If you’re looking to get a pristine, relatively uniform, and refined effect, then a clear grade hardwood is there for you. And if you’re looking for a floor with “character” – either for contrast, or to match other rustic furnishings – then, wood floors can be a solution for you in that case as well.

In terms of 21st century design trends, one of the big ones that have emerged in the last few years has been barn plank flooring. Some options out there are very literal when it comes to the name “barn plank”. Boutique vendors have cropped up in regional markets that actually use reclaimed wood from real barns (or is that ex-barns?) to create their products.

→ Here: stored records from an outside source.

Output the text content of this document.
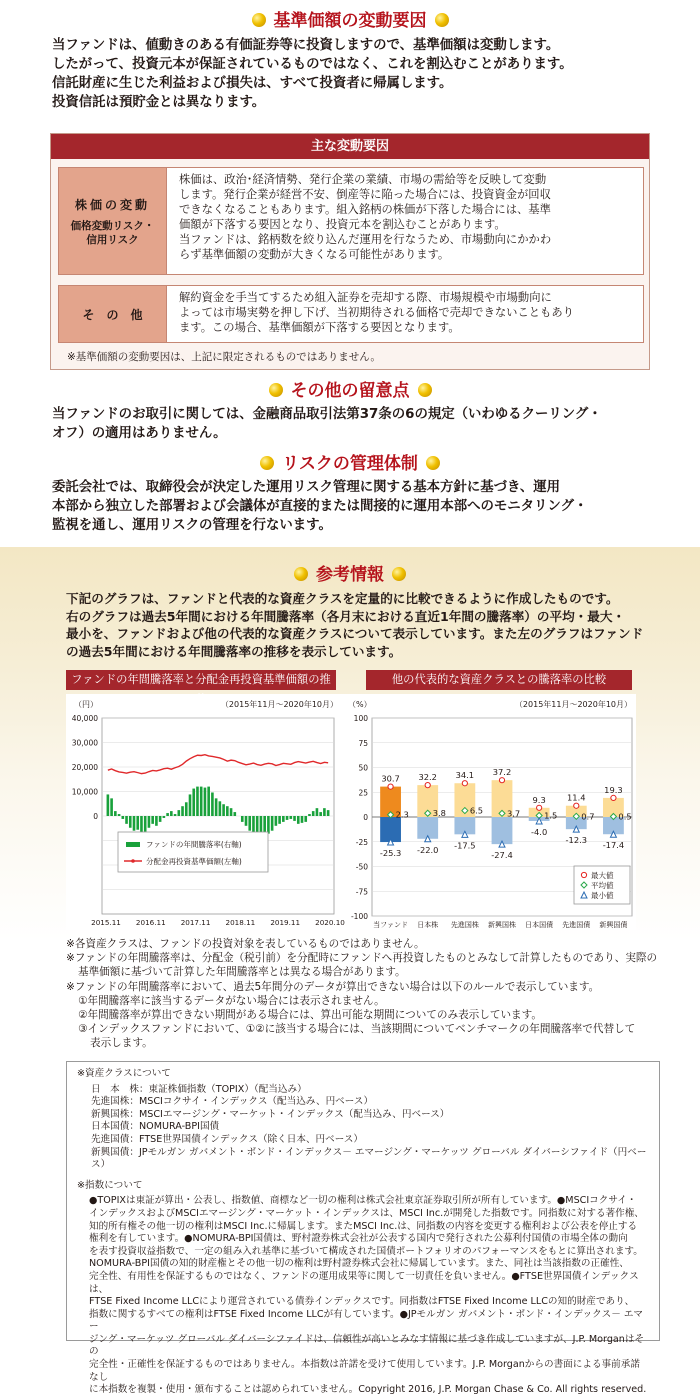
基準価額の変動要因
当ファンドは、値動きのある有価証券等に投資しますので、基準価額は変動します。
したがって、投資元本が保証されているものではなく、これを割込むことがあります。
信託財産に生じた利益および損失は、すべて投資者に帰属します。
投資信託は預貯金とは異なります。
主な変動要因
株価の変動
価格変動リスク・
信用リスク
株価は、政治･経済情勢、発行企業の業績、市場の需給等を反映して変動
します。発行企業が経営不安、倒産等に陥った場合には、投資資金が回収
できなくなることもあります。組入銘柄の株価が下落した場合には、基準
価額が下落する要因となり、投資元本を割込むことがあります。
当ファンドは、銘柄数を絞り込んだ運用を行なうため、市場動向にかかわ
らず基準価額の変動が大きくなる可能性があります。
そ　の　他
解約資金を手当てするため組入証券を売却する際、市場規模や市場動向に
よっては市場実勢を押し下げ、当初期待される価格で売却できないこともあり
ます。この場合、基準価額が下落する要因となります。
※基準価額の変動要因は、上記に限定されるものではありません。
その他の留意点
当ファンドのお取引に関しては、金融商品取引法第37条の6の規定（いわゆるクーリング・
オフ）の適用はありません。
リスクの管理体制
委託会社では、取締役会が決定した運用リスク管理に関する基本方針に基づき、運用
本部から独立した部署および会議体が直接的または間接的に運用本部へのモニタリング・
監視を通し、運用リスクの管理を行ないます。
参考情報
下記のグラフは、ファンドと代表的な資産クラスを定量的に比較できるように作成したものです。
右のグラフは過去5年間における年間騰落率（各月末における直近1年間の騰落率）の平均・最大・
最小を、ファンドおよび他の代表的な資産クラスについて表示しています。また左のグラフはファンド
の過去5年間における年間騰落率の推移を表示しています。
ファンドの年間騰落率と分配金再投資基準価額の推
（円）	（2015年11月～2020年10月）
40,000
30,000
20,000
10,000
0
2015.11 2016.11 2017.11 2018.11 2019.11 2020.10
ファンドの年間騰落率(右軸)
分配金再投資基準価額(左軸)
他の代表的な資産クラスとの騰落率の比較
（%）	（2015年11月～2020年10月）
100
75
50
25
0
-25
-50
-75
-100
30.7
2.3
-25.3
当ファンド
32.2
3.8
-22.0
日本株
34.1
6.5
-17.5
先進国株
37.2
3.7
-27.4
新興国株
9.3
1.5
-4.0
日本国債
11.4
0.7
-12.3
先進国債
19.3
0.5
-17.4
新興国債
最大値
平均値
最小値
※各資産クラスは、ファンドの投資対象を表しているものではありません。
※ファンドの年間騰落率は、分配金（税引前）を分配時にファンドへ再投資したものとみなして計算したものであり、実際の
基準価額に基づいて計算した年間騰落率とは異なる場合があります。
※ファンドの年間騰落率において、過去5年間分のデータが算出できない場合は以下のルールで表示しています。
①年間騰落率に該当するデータがない場合には表示されません。
②年間騰落率が算出できない期間がある場合には、算出可能な期間についてのみ表示しています。
③インデックスファンドにおいて、①②に該当する場合には、当該期間についてベンチマークの年間騰落率で代替して
表示します。
※資産クラスについて
日　本　株：東証株価指数（TOPIX）（配当込み）
先進国株：MSCIコクサイ・インデックス（配当込み、円ベース）
新興国株：MSCIエマージング・マーケット・インデックス（配当込み、円ベース）
日本国債：NOMURA-BPI国債
先進国債：FTSE世界国債インデックス（除く日本、円ベース）
新興国債：JPモルガン ガバメント・ボンド・インデックス－ エマージング・マーケッツ グローバル ダイバーシファイド（円ベース）
※指数について
●TOPIXは東証が算出・公表し、指数値、商標など一切の権利は株式会社東京証券取引所が所有しています。●MSCIコクサイ・
インデックスおよびMSCIエマージング・マーケット・インデックスは、MSCI Inc.が開発した指数です。同指数に対する著作権、
知的所有権その他一切の権利はMSCI Inc.に帰属します。またMSCI Inc.は、同指数の内容を変更する権利および公表を停止する
権利を有しています。●NOMURA-BPI国債は、野村證券株式会社が公表する国内で発行された公募利付国債の市場全体の動向
を表す投資収益指数で、一定の組み入れ基準に基づいて構成された国債ポートフォリオのパフォーマンスをもとに算出されます。
NOMURA-BPI国債の知的財産権とその他一切の権利は野村證券株式会社に帰属しています。また、同社は当該指数の正確性、
完全性、有用性を保証するものではなく、ファンドの運用成果等に関して一切責任を負いません。●FTSE世界国債インデックスは、
FTSE Fixed Income LLCにより運営されている債券インデックスです。同指数はFTSE Fixed Income LLCの知的財産であり、
指数に関するすべての権利はFTSE Fixed Income LLCが有しています。●JPモルガン ガバメント・ボンド・インデックス－ エマー
ジング・マーケッツ グローバル ダイバーシファイドは、信頼性が高いとみなす情報に基づき作成していますが、J.P. Morganはその
完全性・正確性を保証するものではありません。本指数は許諾を受けて使用しています。J.P. Morganからの書面による事前承諾なし
に本指数を複製・使用・頒布することは認められていません。Copyright 2016, J.P. Morgan Chase & Co. All rights reserved.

Barn plank flooring: a 21st Century trend in wood floors

Barn plank floors have been popular in Europe for many years, and are just beginning to catch on here in North America. The advantage with a real barn plank floor is that you’ve got a piece of history in your room, or at least you have a surface that tells a story about where it came from. You get the marks of nails, where the wood once served as a wall plank for an actual barn. And you get a surface that reveals some authentic seasoning – and when I say seasoning, I mean the seasons with all of the ravages of sun, wind, and weather that apply. These types of products are often best available regionally, and aren’t (for obvious reasons) mass produced and priced accordingly.

But luckily, the term “barn plank flooring” has entered into wider usage as a style of floor, rather than simply as a description of how it’s made, or where the materials come from.

The look of barn plank floors without the barn

If you’re seeking out a more accessible means of getting the look of the barn plank style, the flooring industry has risen to the occasion. As a result, the look of a flooring surface like this has become a trend in solid wood, engineered, and laminate products.

Generally with real wood in solid or engineered hardwood, this is done by wire brushing surfaces before the finishing process, or hand-scraping them to replicate that look of an aged, weathered wood surface. For laminates, the effect is done through laminate flooring extrusion technology, an area where the flooring industry is developing more and more.

Barn plank flooring adds character

Regardless of whether or not the floor has been treated by time and weather, or “hand aged” from the work of a wire brush, a barn plank floor adds a warm, and lived-in surface for all kinds of room designs. In living rooms, halls, bedrooms, these options of floor surfacing can accentuate a down-home approach, or contrast a starker and minimalist space.

As such, the potential of a wood flooring surface continues to expand in all kinds of stylish design contexts.